I live in a relatively new travel trailer with no known history of deaths or violence, since I am a second owner (very unlikely, given the good condition it is in), and I feel NOTHING of the sort in here. I don't know about your idea of logic or assumptions as far as how I see it, but it is ALL I have to go by on. There is MOST LIKELY no other person on earth like me presently, who lived this long in a native or ancient state and yet developed skills to be able to share it. You see, a child, whether in Indic or Western society, would NEVER be given willingly by the parent the opportunity to reach the age of physical self-sufficiency (being able to run, walk, climb, crawl, and interact with the outdoors safely) without the lenses of language, social norms, and religion being put on the child. Yet, that did happen to me accidentally. You HAVE to take this in consideration, because it puts me mentally in a very different place mentally than even that of my closest peers; deaf/hearing-impaired individuals who were found to be deaf within the first two-three years of their lives and helped. I did not get that help until I was seven and a half years old. Many, many of them fall right in with their hearing friends as far as normalcy goes. Something just DIFFERENT here.
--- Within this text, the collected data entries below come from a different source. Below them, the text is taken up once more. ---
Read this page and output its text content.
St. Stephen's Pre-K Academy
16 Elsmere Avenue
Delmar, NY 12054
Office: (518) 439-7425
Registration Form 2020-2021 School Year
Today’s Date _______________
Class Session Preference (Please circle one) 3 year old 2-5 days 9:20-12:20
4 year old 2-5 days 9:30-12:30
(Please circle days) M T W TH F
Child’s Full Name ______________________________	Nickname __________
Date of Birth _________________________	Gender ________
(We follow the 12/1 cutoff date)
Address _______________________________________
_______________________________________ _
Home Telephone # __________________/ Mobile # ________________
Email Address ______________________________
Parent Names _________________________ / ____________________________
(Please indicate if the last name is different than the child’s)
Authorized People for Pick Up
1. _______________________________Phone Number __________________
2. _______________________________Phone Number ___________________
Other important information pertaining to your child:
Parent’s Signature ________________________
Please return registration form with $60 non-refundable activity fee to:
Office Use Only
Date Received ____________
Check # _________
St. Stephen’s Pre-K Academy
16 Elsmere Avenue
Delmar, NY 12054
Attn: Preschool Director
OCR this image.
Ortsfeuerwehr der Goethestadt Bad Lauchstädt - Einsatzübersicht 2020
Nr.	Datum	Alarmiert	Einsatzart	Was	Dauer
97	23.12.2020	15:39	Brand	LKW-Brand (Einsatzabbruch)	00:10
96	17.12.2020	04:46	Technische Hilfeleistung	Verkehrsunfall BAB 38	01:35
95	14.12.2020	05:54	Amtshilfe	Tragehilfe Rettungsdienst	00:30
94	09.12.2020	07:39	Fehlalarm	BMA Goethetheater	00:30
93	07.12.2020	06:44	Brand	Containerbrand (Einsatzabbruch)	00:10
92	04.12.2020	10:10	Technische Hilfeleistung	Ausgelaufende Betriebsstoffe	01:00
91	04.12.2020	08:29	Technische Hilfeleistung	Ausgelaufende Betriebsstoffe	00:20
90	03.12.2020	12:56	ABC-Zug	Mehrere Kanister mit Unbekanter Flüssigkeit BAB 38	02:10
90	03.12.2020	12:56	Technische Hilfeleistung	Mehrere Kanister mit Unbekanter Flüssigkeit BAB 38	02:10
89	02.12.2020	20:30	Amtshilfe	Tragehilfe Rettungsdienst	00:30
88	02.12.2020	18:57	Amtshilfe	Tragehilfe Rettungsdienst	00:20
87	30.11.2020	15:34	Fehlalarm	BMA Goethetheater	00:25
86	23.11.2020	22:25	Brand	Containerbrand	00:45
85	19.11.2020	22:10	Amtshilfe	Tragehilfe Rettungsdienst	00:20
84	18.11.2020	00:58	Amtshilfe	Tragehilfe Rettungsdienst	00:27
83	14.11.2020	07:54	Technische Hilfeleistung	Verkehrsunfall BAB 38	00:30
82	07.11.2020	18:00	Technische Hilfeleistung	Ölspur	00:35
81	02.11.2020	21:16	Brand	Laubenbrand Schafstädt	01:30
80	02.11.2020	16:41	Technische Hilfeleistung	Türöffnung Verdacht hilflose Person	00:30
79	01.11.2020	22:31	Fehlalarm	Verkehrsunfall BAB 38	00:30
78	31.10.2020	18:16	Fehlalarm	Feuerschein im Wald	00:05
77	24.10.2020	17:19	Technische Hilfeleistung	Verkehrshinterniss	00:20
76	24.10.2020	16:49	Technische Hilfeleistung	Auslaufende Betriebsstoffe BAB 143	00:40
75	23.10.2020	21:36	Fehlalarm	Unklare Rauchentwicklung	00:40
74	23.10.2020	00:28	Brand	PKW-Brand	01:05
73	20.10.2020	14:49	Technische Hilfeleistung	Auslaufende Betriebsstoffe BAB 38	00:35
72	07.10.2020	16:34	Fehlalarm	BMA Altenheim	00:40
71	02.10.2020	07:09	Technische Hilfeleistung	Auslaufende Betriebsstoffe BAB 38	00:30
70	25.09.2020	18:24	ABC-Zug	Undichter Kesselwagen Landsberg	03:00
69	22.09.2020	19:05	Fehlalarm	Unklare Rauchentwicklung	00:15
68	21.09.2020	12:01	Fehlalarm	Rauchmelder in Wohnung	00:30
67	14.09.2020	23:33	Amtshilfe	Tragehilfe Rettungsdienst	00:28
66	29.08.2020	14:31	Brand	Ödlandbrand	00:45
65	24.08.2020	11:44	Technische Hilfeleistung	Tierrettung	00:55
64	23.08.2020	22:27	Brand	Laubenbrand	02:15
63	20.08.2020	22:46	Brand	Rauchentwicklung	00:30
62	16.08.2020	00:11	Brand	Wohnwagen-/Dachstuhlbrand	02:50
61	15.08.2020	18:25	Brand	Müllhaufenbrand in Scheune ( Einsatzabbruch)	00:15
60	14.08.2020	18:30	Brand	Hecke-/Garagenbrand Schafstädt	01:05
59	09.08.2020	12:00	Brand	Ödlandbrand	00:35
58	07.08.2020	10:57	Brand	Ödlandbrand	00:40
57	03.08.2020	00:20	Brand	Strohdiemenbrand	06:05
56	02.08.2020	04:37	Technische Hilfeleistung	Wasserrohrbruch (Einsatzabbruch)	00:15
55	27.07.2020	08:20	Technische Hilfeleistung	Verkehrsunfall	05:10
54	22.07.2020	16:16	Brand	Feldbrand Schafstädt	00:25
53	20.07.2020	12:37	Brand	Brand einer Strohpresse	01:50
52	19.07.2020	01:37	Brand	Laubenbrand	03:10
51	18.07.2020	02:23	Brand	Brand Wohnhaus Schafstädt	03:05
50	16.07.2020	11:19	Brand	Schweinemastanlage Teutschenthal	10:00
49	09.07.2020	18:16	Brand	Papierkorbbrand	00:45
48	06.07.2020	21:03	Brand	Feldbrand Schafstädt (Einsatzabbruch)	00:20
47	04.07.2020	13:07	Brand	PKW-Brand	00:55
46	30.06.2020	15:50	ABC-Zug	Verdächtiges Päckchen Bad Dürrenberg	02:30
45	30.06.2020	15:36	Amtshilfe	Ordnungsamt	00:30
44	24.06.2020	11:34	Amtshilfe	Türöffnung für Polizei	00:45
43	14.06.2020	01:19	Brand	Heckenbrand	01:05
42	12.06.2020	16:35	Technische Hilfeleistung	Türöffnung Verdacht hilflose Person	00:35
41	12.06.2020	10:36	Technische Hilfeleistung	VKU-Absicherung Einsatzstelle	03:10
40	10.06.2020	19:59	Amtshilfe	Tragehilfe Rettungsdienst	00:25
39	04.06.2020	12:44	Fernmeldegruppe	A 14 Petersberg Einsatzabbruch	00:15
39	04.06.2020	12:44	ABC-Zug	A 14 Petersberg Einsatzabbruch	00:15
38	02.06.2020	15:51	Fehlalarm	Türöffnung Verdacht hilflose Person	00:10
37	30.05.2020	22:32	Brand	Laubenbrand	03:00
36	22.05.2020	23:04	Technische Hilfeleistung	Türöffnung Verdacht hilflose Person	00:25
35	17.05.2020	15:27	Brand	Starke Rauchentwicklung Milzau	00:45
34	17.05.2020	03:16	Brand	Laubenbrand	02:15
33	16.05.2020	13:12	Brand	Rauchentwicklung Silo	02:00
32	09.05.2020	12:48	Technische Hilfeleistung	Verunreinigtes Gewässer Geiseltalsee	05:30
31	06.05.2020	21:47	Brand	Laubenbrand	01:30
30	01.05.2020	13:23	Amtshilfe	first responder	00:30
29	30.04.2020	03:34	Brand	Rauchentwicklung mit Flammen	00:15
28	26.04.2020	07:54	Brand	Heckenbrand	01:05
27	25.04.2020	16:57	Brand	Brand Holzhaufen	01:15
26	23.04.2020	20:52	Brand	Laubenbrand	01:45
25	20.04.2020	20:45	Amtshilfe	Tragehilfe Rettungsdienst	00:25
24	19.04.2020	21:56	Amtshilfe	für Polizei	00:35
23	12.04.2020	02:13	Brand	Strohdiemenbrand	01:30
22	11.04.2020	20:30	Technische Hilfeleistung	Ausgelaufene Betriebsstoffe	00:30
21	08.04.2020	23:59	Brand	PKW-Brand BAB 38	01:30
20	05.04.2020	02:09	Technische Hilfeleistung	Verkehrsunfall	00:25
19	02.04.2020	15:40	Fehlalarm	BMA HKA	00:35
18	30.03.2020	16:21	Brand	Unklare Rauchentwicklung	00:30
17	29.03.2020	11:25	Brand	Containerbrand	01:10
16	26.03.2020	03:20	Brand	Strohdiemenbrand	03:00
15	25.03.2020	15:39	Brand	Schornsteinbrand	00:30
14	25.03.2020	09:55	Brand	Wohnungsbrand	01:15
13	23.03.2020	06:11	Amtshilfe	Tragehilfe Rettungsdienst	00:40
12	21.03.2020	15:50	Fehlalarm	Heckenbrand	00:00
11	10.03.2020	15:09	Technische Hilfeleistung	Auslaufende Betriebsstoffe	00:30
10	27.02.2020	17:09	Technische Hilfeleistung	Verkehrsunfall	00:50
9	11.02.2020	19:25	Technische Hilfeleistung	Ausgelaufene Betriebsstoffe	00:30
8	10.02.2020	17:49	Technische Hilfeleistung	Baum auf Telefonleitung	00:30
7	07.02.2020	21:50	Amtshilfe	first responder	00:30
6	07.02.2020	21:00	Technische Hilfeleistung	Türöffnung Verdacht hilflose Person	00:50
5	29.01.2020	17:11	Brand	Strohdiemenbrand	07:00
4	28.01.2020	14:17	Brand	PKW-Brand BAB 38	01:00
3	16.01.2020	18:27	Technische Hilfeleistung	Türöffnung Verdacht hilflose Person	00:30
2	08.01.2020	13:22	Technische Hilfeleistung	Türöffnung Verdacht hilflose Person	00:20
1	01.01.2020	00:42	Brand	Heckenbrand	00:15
It is why I have a sense of animism, similar to what has been reported in the "tribal belt" of India or other parts of the world, only it's a much lower level in my case because there are no words to describe the senses that I have. I was not initially taught the one-up/one-down view of humans towards non-humans until I went on a hunting trip. I do remember that it was very easy to be tricked into that because I believed emotionally that my parents couldn't do wrong (and wasn't even aware of such a thing). Nothing had to be said to me, just shown with my Dad lining up his gun and shooting the animal with it. It wasn't until the end of my college years that I began to experience the horrors of my actions towards my victims through reflecting onto those experiences as a hunter.
I just got through reading all of Rajivji's nearly-80 articles at his web site, and now, I'm ready to dig deeper into SD. I'm looking at the book, "VOICE OF THE GURU PUJYASRI CHANDRASEKHARENDRA SARASWATI SWAMI." If you have read this book, please share with me your experience with this book and what to watch for.